The LADM solution for Example 5 is

$$\upsilon (x,y,z,t)={\upsilon }_0(x,y,z,t)+{\upsilon }_1(x,y,z,t)+{\upsilon }_2(x,y,z,t)+{\upsilon }_3(x,y,z,t)\dots$$

$$\upsilon (x,y,z,t)=sinh\left(x\right)sinh\left(y\right)sinh\left(z\right)\left[1+t-2\frac{t^{\gamma +1}}{\mathrm{\Gamma }(\gamma +2)}+4\frac{t^{2\gamma +1}}{\mathrm{\Gamma }(2\gamma +2)}-8\frac{t^{3\gamma +1}}{\mathrm{\Gamma }(3\gamma +2)}\dots \right],$$

This result was calculated to the exact solution in a closed form:

$$\upsilon (x,y,z,t)=e^{-2t}sinh\left(x\right)sinh\left(y\right)sinh\left(z\right)$$

In Figure 11, the exact and LADM solution of Example 5 at $\gamma =1$ are represented by Graphs (a) and (b), respectively.

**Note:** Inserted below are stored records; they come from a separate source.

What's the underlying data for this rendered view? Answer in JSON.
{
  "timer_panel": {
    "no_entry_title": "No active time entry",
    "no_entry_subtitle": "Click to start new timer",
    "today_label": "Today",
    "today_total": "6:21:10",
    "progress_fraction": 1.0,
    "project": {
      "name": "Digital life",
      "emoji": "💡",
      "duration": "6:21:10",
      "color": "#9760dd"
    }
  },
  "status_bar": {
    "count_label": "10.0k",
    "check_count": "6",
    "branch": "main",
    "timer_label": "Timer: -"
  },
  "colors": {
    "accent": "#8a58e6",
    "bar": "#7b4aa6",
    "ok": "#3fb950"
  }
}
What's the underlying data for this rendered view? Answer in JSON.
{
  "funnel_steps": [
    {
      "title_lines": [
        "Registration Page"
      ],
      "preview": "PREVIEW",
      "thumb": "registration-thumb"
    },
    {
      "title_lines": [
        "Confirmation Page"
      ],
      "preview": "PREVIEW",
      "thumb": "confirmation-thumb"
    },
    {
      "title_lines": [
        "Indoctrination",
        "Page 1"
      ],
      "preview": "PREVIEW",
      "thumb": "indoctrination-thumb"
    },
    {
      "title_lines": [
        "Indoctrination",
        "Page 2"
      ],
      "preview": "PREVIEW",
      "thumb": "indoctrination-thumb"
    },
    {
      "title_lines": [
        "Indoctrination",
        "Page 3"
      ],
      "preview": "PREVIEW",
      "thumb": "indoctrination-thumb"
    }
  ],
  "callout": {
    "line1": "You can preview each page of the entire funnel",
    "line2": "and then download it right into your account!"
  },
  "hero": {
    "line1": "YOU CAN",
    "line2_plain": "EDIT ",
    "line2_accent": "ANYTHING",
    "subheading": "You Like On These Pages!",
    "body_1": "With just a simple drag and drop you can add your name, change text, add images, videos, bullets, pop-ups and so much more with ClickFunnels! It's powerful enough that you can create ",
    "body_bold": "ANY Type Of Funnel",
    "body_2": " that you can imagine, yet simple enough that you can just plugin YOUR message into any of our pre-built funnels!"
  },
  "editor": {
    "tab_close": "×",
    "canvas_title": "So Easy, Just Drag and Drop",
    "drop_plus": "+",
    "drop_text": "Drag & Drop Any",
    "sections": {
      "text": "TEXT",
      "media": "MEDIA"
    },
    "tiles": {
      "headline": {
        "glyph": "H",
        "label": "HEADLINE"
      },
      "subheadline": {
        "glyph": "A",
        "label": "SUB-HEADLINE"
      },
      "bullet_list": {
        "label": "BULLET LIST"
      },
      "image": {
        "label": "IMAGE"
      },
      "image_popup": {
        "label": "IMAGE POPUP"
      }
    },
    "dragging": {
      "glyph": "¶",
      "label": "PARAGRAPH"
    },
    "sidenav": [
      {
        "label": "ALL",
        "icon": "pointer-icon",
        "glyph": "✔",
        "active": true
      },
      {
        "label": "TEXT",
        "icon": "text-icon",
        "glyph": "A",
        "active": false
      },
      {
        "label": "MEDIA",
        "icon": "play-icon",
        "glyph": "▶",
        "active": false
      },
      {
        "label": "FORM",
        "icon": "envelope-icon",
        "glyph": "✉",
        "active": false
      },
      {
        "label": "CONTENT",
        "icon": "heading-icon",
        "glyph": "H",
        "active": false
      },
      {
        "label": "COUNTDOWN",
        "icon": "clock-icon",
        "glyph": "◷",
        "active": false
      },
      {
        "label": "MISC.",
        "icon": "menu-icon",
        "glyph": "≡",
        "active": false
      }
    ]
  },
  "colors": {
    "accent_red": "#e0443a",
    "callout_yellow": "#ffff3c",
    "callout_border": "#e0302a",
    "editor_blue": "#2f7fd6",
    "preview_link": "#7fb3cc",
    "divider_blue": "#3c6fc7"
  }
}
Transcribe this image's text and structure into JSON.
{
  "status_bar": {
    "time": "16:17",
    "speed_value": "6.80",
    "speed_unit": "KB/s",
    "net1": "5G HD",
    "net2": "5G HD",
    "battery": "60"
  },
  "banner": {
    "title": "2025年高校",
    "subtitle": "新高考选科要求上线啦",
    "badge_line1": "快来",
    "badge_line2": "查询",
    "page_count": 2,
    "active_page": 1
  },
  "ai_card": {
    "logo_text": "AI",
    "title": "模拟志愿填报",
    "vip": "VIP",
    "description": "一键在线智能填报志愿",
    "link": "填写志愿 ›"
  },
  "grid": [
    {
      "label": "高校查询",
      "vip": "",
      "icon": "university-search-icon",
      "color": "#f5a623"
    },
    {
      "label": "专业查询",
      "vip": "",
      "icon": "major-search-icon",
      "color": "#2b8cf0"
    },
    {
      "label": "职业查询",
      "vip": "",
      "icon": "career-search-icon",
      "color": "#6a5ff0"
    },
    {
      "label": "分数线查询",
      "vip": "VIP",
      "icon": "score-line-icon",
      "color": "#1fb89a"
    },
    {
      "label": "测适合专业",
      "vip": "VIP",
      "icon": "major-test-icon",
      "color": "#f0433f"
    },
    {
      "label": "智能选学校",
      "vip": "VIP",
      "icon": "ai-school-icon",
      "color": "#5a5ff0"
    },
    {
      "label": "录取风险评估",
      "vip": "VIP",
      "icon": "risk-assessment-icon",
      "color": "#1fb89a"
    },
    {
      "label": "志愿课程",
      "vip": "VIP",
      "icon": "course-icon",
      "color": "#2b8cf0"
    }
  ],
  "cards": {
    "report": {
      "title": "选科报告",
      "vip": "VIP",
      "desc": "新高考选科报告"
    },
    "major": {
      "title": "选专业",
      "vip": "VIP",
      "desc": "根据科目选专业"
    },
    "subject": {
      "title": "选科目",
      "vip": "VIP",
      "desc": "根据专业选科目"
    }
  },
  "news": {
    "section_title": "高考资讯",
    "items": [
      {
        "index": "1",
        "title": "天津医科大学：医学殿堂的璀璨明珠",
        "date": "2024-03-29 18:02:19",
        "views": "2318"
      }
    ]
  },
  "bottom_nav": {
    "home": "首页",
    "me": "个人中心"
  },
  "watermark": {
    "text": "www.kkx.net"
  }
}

From the given graphs it can be observed that both exact and LADM solutions are in strong agreement with each other. In Figure 12 the LADM solution of Example 5 at $\gamma =0.75$ are represented by graph (a) and Error graph (b) at $\gamma =1$, respectively.

5. Conclusions

In this paper, the analytical solutions of telegraph equations and fractional partial differential equations were determined using LADM. The fractional derivatives were described by using the Caputo operator. For the LADM, solutions were obtained at fractional and integer orders for all problems. The results revealed the highest agreement with the exact solutions for the problems. For some numerical examples, the LADM solutions showed the validity of the proposed method. It is also showed that the fractional order solutions were convergent to the exact solution for the problems, as the fractional order approaches the integer order. The implementation of LADM to illustrative examples have also confirmed that the fractional-order mathematical model can be the best representation of any experimental data as compared to the integer-order model. Moreover, by taking different fractional orders, we were able to find a way to set suitable mathematical models for any experimental data, and thus find reasonable consequences. Hence, it is concluded that LADM is the best tool for the solution of FPDEs, as compared to ADM and DTM in the literature. LADM was found to provide the highest rate of convergence to the exact solution for the problems. In future, LADM can be used to find the analytical solution of other non-linear FPDEs, which are frequently used in science and engineering. LADM solutions for fractional-order problems will prove to give the best understanding of real-world problems presented by FPDEs.